Allan Barra reviews “The Man Who Sold the World” (also with reference to Will Bunch’s new book on the creation and sustenance of the Reagan myth)

“The aftermath of Reagan’s presidency,” Garry Wills wrote in a famous introduction to his 1987 book “Reagan’s America,” “has proved, over and over, that Reaganism without Reagan is unsustainable.” In the two decades since Wills’ book was published, a significant portion of the press and public seems to have forgotten that.

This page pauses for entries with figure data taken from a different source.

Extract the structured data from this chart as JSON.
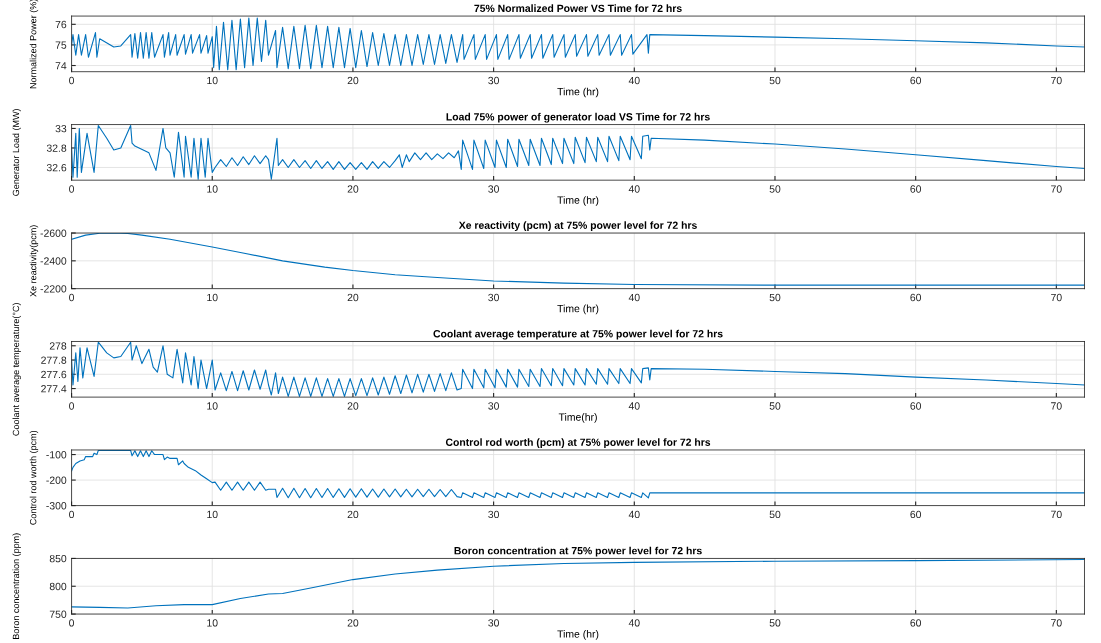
{
  "chart_data": [
    {
      "type": "line",
      "title": "75% Normalized Power VS Time for 72 hrs",
      "xlabel": "Time (hr)",
      "ylabel": "Normalized Power (%)",
      "xlim": [
        0,
        72
      ],
      "xticks": [
        0,
        10,
        20,
        30,
        40,
        50,
        60,
        70
      ],
      "ylim": [
        73.7,
        76.4
      ],
      "yticks": [
        74,
        75,
        76
      ],
      "grid": true,
      "series": [
        {
          "color": "#0072bd",
          "x": [
            0,
            0.1,
            0.3,
            0.5,
            0.7,
            1.0,
            1.2,
            1.7,
            1.8,
            2.0,
            3.0,
            3.5,
            4.2,
            4.3,
            4.5,
            4.7,
            4.9,
            5.1,
            5.3,
            5.5,
            5.7,
            5.9,
            6.5,
            6.6,
            6.9,
            7.0,
            7.4,
            7.5,
            8.0,
            8.1,
            8.5,
            8.6,
            9.1,
            9.2,
            9.6,
            9.7,
            10.0,
            10.1,
            10.3,
            10.5,
            10.8,
            11.1,
            11.4,
            11.7,
            12.0,
            12.3,
            12.6,
            12.9,
            13.2,
            13.5,
            13.8,
            14.0,
            14.5,
            14.6,
            15.0,
            15.4,
            15.8,
            16.2,
            16.6,
            17.0,
            17.4,
            17.8,
            18.2,
            18.6,
            19.0,
            19.4,
            19.8,
            20.2,
            20.6,
            21.0,
            21.4,
            21.8,
            22.2,
            22.6,
            23.0,
            23.4,
            23.8,
            24.2,
            24.6,
            25.0,
            25.4,
            25.8,
            26.2,
            26.6,
            27.0,
            27.4,
            27.8,
            27.9,
            28.6,
            28.7,
            29.4,
            29.5,
            30.2,
            30.3,
            31.0,
            31.1,
            31.8,
            31.9,
            32.6,
            32.7,
            33.4,
            33.5,
            34.2,
            34.3,
            35.0,
            35.1,
            35.8,
            35.9,
            36.6,
            36.7,
            37.4,
            37.5,
            38.2,
            38.3,
            39.0,
            39.1,
            39.8,
            39.9,
            40.9,
            41.0,
            41.1,
            45,
            50,
            55,
            60,
            65,
            70,
            72
          ],
          "values": [
            75.0,
            75.5,
            74.5,
            75.5,
            74.5,
            75.5,
            74.4,
            75.6,
            74.4,
            75.3,
            74.9,
            74.95,
            75.5,
            74.4,
            75.55,
            74.35,
            75.6,
            74.35,
            75.6,
            74.35,
            75.6,
            74.4,
            75.5,
            74.4,
            75.6,
            74.5,
            75.5,
            74.5,
            75.5,
            74.55,
            75.5,
            74.6,
            75.5,
            74.6,
            75.45,
            74.6,
            75.4,
            73.9,
            75.9,
            73.8,
            76.1,
            73.8,
            76.2,
            73.8,
            76.25,
            73.9,
            76.3,
            74.0,
            76.3,
            74.2,
            76.2,
            74.5,
            75.7,
            73.9,
            75.85,
            73.85,
            75.9,
            73.85,
            75.95,
            73.85,
            75.95,
            73.9,
            75.9,
            73.9,
            75.85,
            73.9,
            75.8,
            73.9,
            75.7,
            73.95,
            75.6,
            74.0,
            75.55,
            74.0,
            75.5,
            74.0,
            75.5,
            74.0,
            75.5,
            74.05,
            75.5,
            74.05,
            75.5,
            74.1,
            75.5,
            74.15,
            75.5,
            74.3,
            75.5,
            74.3,
            75.5,
            74.3,
            75.5,
            74.3,
            75.5,
            74.3,
            75.5,
            74.35,
            75.5,
            74.35,
            75.5,
            74.35,
            75.5,
            74.4,
            75.5,
            74.4,
            75.5,
            74.45,
            75.5,
            74.45,
            75.5,
            74.5,
            75.5,
            74.5,
            75.5,
            74.5,
            75.5,
            74.55,
            75.5,
            74.6,
            75.5,
            75.45,
            75.38,
            75.3,
            75.2,
            75.1,
            74.95,
            74.9
          ]
        }
      ]
    },
    {
      "type": "line",
      "title": "Load 75% power of generator load VS Time for 72 hrs",
      "xlabel": "Time (hr)",
      "ylabel": "Generator Load (MW)",
      "xlim": [
        0,
        72
      ],
      "xticks": [
        0,
        10,
        20,
        30,
        40,
        50,
        60,
        70
      ],
      "ylim": [
        32.47,
        33.04
      ],
      "yticks": [
        32.6,
        32.8,
        33
      ],
      "grid": true,
      "series": [
        {
          "color": "#0072bd",
          "x": [
            0,
            0.1,
            0.3,
            0.4,
            0.55,
            0.7,
            1.1,
            1.6,
            1.9,
            2.5,
            3.0,
            3.5,
            4.2,
            4.3,
            4.5,
            5.5,
            6.0,
            6.5,
            6.7,
            7.0,
            7.3,
            7.6,
            8.0,
            8.1,
            8.5,
            8.7,
            9.0,
            9.2,
            9.5,
            9.7,
            10.0,
            10.2,
            10.6,
            11.0,
            11.4,
            11.8,
            12.2,
            12.6,
            13.0,
            13.4,
            13.8,
            14.0,
            14.2,
            14.6,
            14.7,
            15.0,
            15.4,
            15.8,
            16.2,
            16.6,
            17.0,
            17.4,
            17.8,
            18.2,
            18.6,
            19.0,
            19.4,
            19.8,
            20.2,
            20.6,
            21.0,
            21.4,
            21.8,
            22.2,
            22.6,
            23.0,
            23.3,
            23.5,
            23.8,
            24.0,
            24.4,
            24.8,
            25.2,
            25.6,
            26.0,
            26.4,
            26.8,
            27.2,
            27.5,
            27.7,
            27.8,
            28.5,
            28.6,
            29.3,
            29.4,
            30.1,
            30.2,
            30.9,
            31.0,
            31.7,
            31.8,
            32.5,
            32.6,
            33.3,
            33.4,
            34.1,
            34.2,
            34.9,
            35.0,
            35.7,
            35.8,
            36.5,
            36.6,
            37.3,
            37.4,
            38.1,
            38.2,
            38.9,
            39.0,
            39.7,
            39.8,
            40.5,
            40.6,
            41.0,
            41.1,
            41.2,
            45,
            50,
            55,
            60,
            65,
            70,
            72
          ],
          "values": [
            32.8,
            32.5,
            32.95,
            32.5,
            33.0,
            32.55,
            32.95,
            32.55,
            33.03,
            32.9,
            32.78,
            32.8,
            33.03,
            32.85,
            32.82,
            32.75,
            32.57,
            33.0,
            32.8,
            32.75,
            32.5,
            32.96,
            32.5,
            32.92,
            32.5,
            32.9,
            32.48,
            32.9,
            32.5,
            32.9,
            32.55,
            32.6,
            32.68,
            32.61,
            32.7,
            32.62,
            32.71,
            32.63,
            32.72,
            32.64,
            32.72,
            32.68,
            32.48,
            32.9,
            32.62,
            32.68,
            32.6,
            32.68,
            32.6,
            32.67,
            32.59,
            32.67,
            32.59,
            32.66,
            32.58,
            32.66,
            32.58,
            32.65,
            32.58,
            32.65,
            32.58,
            32.66,
            32.59,
            32.66,
            32.6,
            32.67,
            32.73,
            32.6,
            32.73,
            32.66,
            32.75,
            32.68,
            32.75,
            32.68,
            32.74,
            32.69,
            32.75,
            32.7,
            32.77,
            32.58,
            32.88,
            32.58,
            32.88,
            32.59,
            32.88,
            32.6,
            32.88,
            32.6,
            32.89,
            32.61,
            32.89,
            32.62,
            32.89,
            32.62,
            32.9,
            32.63,
            32.9,
            32.64,
            32.9,
            32.64,
            32.91,
            32.65,
            32.91,
            32.66,
            32.91,
            32.66,
            32.92,
            32.67,
            32.92,
            32.68,
            32.92,
            32.69,
            32.92,
            32.93,
            32.78,
            32.9,
            32.88,
            32.84,
            32.79,
            32.73,
            32.67,
            32.61,
            32.59
          ]
        }
      ]
    },
    {
      "type": "line",
      "title": "Xe reactivity (pcm) at 75% power level for 72 hrs",
      "xlabel": "Time (hr)",
      "ylabel": "Xe reactivity(pcm)",
      "xlim": [
        0,
        72
      ],
      "xticks": [
        0,
        10,
        20,
        30,
        40,
        50,
        60,
        70
      ],
      "ylim": [
        -2200,
        -2600
      ],
      "yticks": [
        -2600,
        -2400,
        -2200
      ],
      "grid": true,
      "series": [
        {
          "color": "#0072bd",
          "x": [
            0,
            1,
            2,
            3,
            4,
            5,
            7,
            10,
            12,
            15,
            18,
            20,
            23,
            26,
            30,
            35,
            40,
            50,
            60,
            72
          ],
          "values": [
            -2555,
            -2585,
            -2598,
            -2600,
            -2597,
            -2585,
            -2555,
            -2500,
            -2460,
            -2400,
            -2355,
            -2330,
            -2300,
            -2280,
            -2255,
            -2240,
            -2230,
            -2225,
            -2225,
            -2225
          ]
        }
      ]
    },
    {
      "type": "line",
      "title": "Coolant average temperature at 75% power level for 72 hrs",
      "xlabel": "Time(hr)",
      "ylabel": "Coolant average temperature(°C)",
      "xlim": [
        0,
        72
      ],
      "xticks": [
        0,
        10,
        20,
        30,
        40,
        50,
        60,
        70
      ],
      "ylim": [
        277.28,
        278.06
      ],
      "yticks": [
        277.4,
        277.6,
        277.8,
        278
      ],
      "grid": true,
      "series": [
        {
          "color": "#0072bd",
          "x": [
            0,
            0.1,
            0.3,
            0.45,
            0.6,
            0.8,
            1.1,
            1.6,
            1.9,
            2.5,
            3.0,
            3.5,
            4.2,
            4.3,
            4.6,
            5.0,
            5.5,
            5.8,
            6.1,
            6.5,
            6.8,
            7.2,
            7.5,
            7.9,
            8.1,
            8.5,
            8.7,
            9.0,
            9.2,
            9.6,
            10.0,
            10.2,
            10.6,
            11.0,
            11.4,
            11.8,
            12.2,
            12.6,
            13.0,
            13.4,
            13.8,
            14.0,
            14.2,
            14.5,
            14.7,
            15.0,
            15.4,
            15.8,
            16.2,
            16.6,
            17.0,
            17.4,
            17.8,
            18.2,
            18.6,
            19.0,
            19.4,
            19.8,
            20.2,
            20.6,
            21.0,
            21.4,
            21.8,
            22.2,
            22.6,
            23.0,
            23.4,
            23.8,
            24.2,
            24.6,
            25.0,
            25.4,
            25.8,
            26.2,
            26.6,
            27.0,
            27.4,
            27.7,
            27.8,
            28.5,
            28.6,
            29.3,
            29.4,
            30.1,
            30.2,
            30.9,
            31.0,
            31.7,
            31.8,
            32.5,
            32.6,
            33.3,
            33.4,
            34.1,
            34.2,
            34.9,
            35.0,
            35.7,
            35.8,
            36.5,
            36.6,
            37.3,
            37.4,
            38.1,
            38.2,
            38.9,
            39.0,
            39.7,
            39.8,
            40.5,
            40.6,
            41.0,
            41.1,
            41.2,
            45,
            50,
            55,
            60,
            65,
            70,
            72
          ],
          "values": [
            277.8,
            277.45,
            277.9,
            277.5,
            277.97,
            277.55,
            277.97,
            277.57,
            278.05,
            277.9,
            277.83,
            277.85,
            278.05,
            277.8,
            278.0,
            277.75,
            277.95,
            277.7,
            277.63,
            278.0,
            277.6,
            277.55,
            277.95,
            277.48,
            277.9,
            277.45,
            277.85,
            277.4,
            277.8,
            277.4,
            277.8,
            277.38,
            277.62,
            277.37,
            277.64,
            277.37,
            277.65,
            277.38,
            277.66,
            277.39,
            277.66,
            277.45,
            277.31,
            277.62,
            277.33,
            277.56,
            277.29,
            277.56,
            277.29,
            277.55,
            277.29,
            277.55,
            277.29,
            277.54,
            277.29,
            277.54,
            277.29,
            277.54,
            277.3,
            277.54,
            277.3,
            277.55,
            277.31,
            277.56,
            277.32,
            277.58,
            277.33,
            277.59,
            277.34,
            277.6,
            277.35,
            277.6,
            277.36,
            277.61,
            277.37,
            277.62,
            277.38,
            277.4,
            277.67,
            277.4,
            277.67,
            277.41,
            277.67,
            277.41,
            277.67,
            277.42,
            277.67,
            277.42,
            277.67,
            277.43,
            277.67,
            277.43,
            277.68,
            277.44,
            277.68,
            277.44,
            277.68,
            277.45,
            277.68,
            277.45,
            277.68,
            277.46,
            277.68,
            277.46,
            277.68,
            277.47,
            277.68,
            277.47,
            277.68,
            277.48,
            277.68,
            277.69,
            277.52,
            277.68,
            277.67,
            277.64,
            277.61,
            277.56,
            277.52,
            277.47,
            277.45
          ]
        }
      ]
    },
    {
      "type": "line",
      "title": "Control rod worth (pcm) at 75% power level for 72 hrs",
      "ylabel": "Control rod worth (pcm)",
      "xlim": [
        0,
        72
      ],
      "xticks": [
        0,
        10,
        20,
        30,
        40,
        50,
        60,
        70
      ],
      "ylim": [
        -300,
        -82
      ],
      "yticks": [
        -300,
        -200,
        -100
      ],
      "grid": true,
      "series": [
        {
          "color": "#0072bd",
          "x": [
            0,
            0.1,
            0.3,
            0.6,
            0.9,
            1.0,
            1.5,
            1.6,
            1.8,
            1.9,
            2.0,
            4.2,
            4.3,
            4.5,
            4.7,
            4.9,
            5.1,
            5.3,
            5.5,
            5.7,
            5.9,
            6.5,
            6.6,
            6.8,
            7.0,
            7.5,
            7.6,
            7.9,
            8.0,
            8.3,
            8.8,
            9.2,
            9.6,
            10.0,
            10.2,
            10.6,
            11.0,
            11.4,
            11.8,
            12.2,
            12.6,
            13.0,
            13.4,
            13.8,
            14.0,
            14.5,
            14.6,
            15.0,
            15.4,
            15.8,
            16.2,
            16.6,
            17.0,
            17.4,
            17.8,
            18.2,
            18.6,
            19.0,
            19.4,
            19.8,
            20.2,
            20.6,
            21.0,
            21.4,
            21.8,
            22.2,
            22.6,
            23.0,
            23.4,
            23.8,
            24.2,
            24.6,
            25.0,
            25.4,
            25.8,
            26.2,
            26.6,
            27.0,
            27.4,
            27.7,
            27.8,
            28.5,
            28.6,
            29.3,
            29.4,
            30.1,
            30.2,
            30.9,
            31.0,
            31.7,
            31.8,
            32.5,
            32.6,
            33.3,
            33.4,
            34.1,
            34.2,
            34.9,
            35.0,
            35.7,
            35.8,
            36.5,
            36.6,
            37.3,
            37.4,
            38.1,
            38.2,
            38.9,
            39.0,
            39.7,
            39.8,
            40.5,
            40.6,
            41.0,
            41.1,
            45,
            60,
            72
          ],
          "values": [
            -165,
            -150,
            -135,
            -125,
            -120,
            -108,
            -108,
            -95,
            -100,
            -84,
            -84,
            -84,
            -105,
            -85,
            -108,
            -85,
            -108,
            -85,
            -108,
            -85,
            -100,
            -100,
            -120,
            -110,
            -115,
            -115,
            -140,
            -125,
            -135,
            -150,
            -163,
            -180,
            -195,
            -210,
            -208,
            -240,
            -208,
            -240,
            -208,
            -240,
            -208,
            -240,
            -208,
            -240,
            -236,
            -236,
            -268,
            -232,
            -269,
            -232,
            -269,
            -233,
            -269,
            -233,
            -268,
            -233,
            -268,
            -234,
            -268,
            -234,
            -267,
            -234,
            -267,
            -235,
            -267,
            -235,
            -266,
            -235,
            -266,
            -236,
            -266,
            -236,
            -265,
            -236,
            -265,
            -237,
            -265,
            -237,
            -265,
            -268,
            -250,
            -268,
            -250,
            -268,
            -250,
            -268,
            -250,
            -268,
            -250,
            -268,
            -250,
            -268,
            -250,
            -268,
            -250,
            -268,
            -250,
            -268,
            -250,
            -268,
            -250,
            -268,
            -250,
            -268,
            -250,
            -268,
            -250,
            -268,
            -250,
            -268,
            -250,
            -268,
            -250,
            -270,
            -250,
            -250,
            -250,
            -250
          ]
        }
      ]
    },
    {
      "type": "line",
      "title": "Boron concentration at 75% power level for 72 hrs",
      "xlabel": "Time (hr)",
      "ylabel": "Boron concentration (ppm)",
      "xlim": [
        0,
        72
      ],
      "xticks": [
        0,
        10,
        20,
        30,
        40,
        50,
        60,
        70
      ],
      "ylim": [
        750,
        850
      ],
      "yticks": [
        750,
        800,
        850
      ],
      "grid": true,
      "series": [
        {
          "color": "#0072bd",
          "x": [
            0,
            2,
            4,
            6,
            8,
            10,
            12,
            14,
            15,
            17,
            20,
            23,
            26,
            30,
            35,
            40,
            50,
            60,
            72
          ],
          "values": [
            763,
            762,
            761,
            765,
            767,
            767,
            778,
            786,
            787,
            797,
            812,
            822,
            829,
            836,
            841,
            843,
            845,
            846,
            848
          ]
        }
      ]
    }
  ]
}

William Kleinknecht is on a mission: In “The Man Who Sold the World: Ronald Reagan and the Betrayal of Main Street America,” he is out to demonstrate that Reaganism with Reagan never worked.

…“The Man Who Sold America” has much in common with another recent scathing indictment of the Reagan administration, Will Bunch’s “Tear Down This Myth: How the Reagan Legacy Has Distorted Our Politics and Haunts Our Future.” Both books cover much of the same territory: Contrary to the nearly two decades of idolatry from the right, Reagan was no more popular than numerous other modern presidents (as Kleinknecht notes, just 27 percent of eligible voters elected him in 1980, a year which saw a record-low turnout at the polls), the legacy of the famous 1980 tax cut was an era of deregulation that spawned CEO and Wall Street greed, and, most important, the Reagan revolution did not do what it set out to do, namely to reduce the size of government (“Big government,” writes Kleinknecht, “was not stripped away in the Reagan years; it was just redirected to the needs of private enterprise”).

As John Dewey observed, “Politics is the shadow cast by business”.  Absolutely the case as regards the modern Republican party.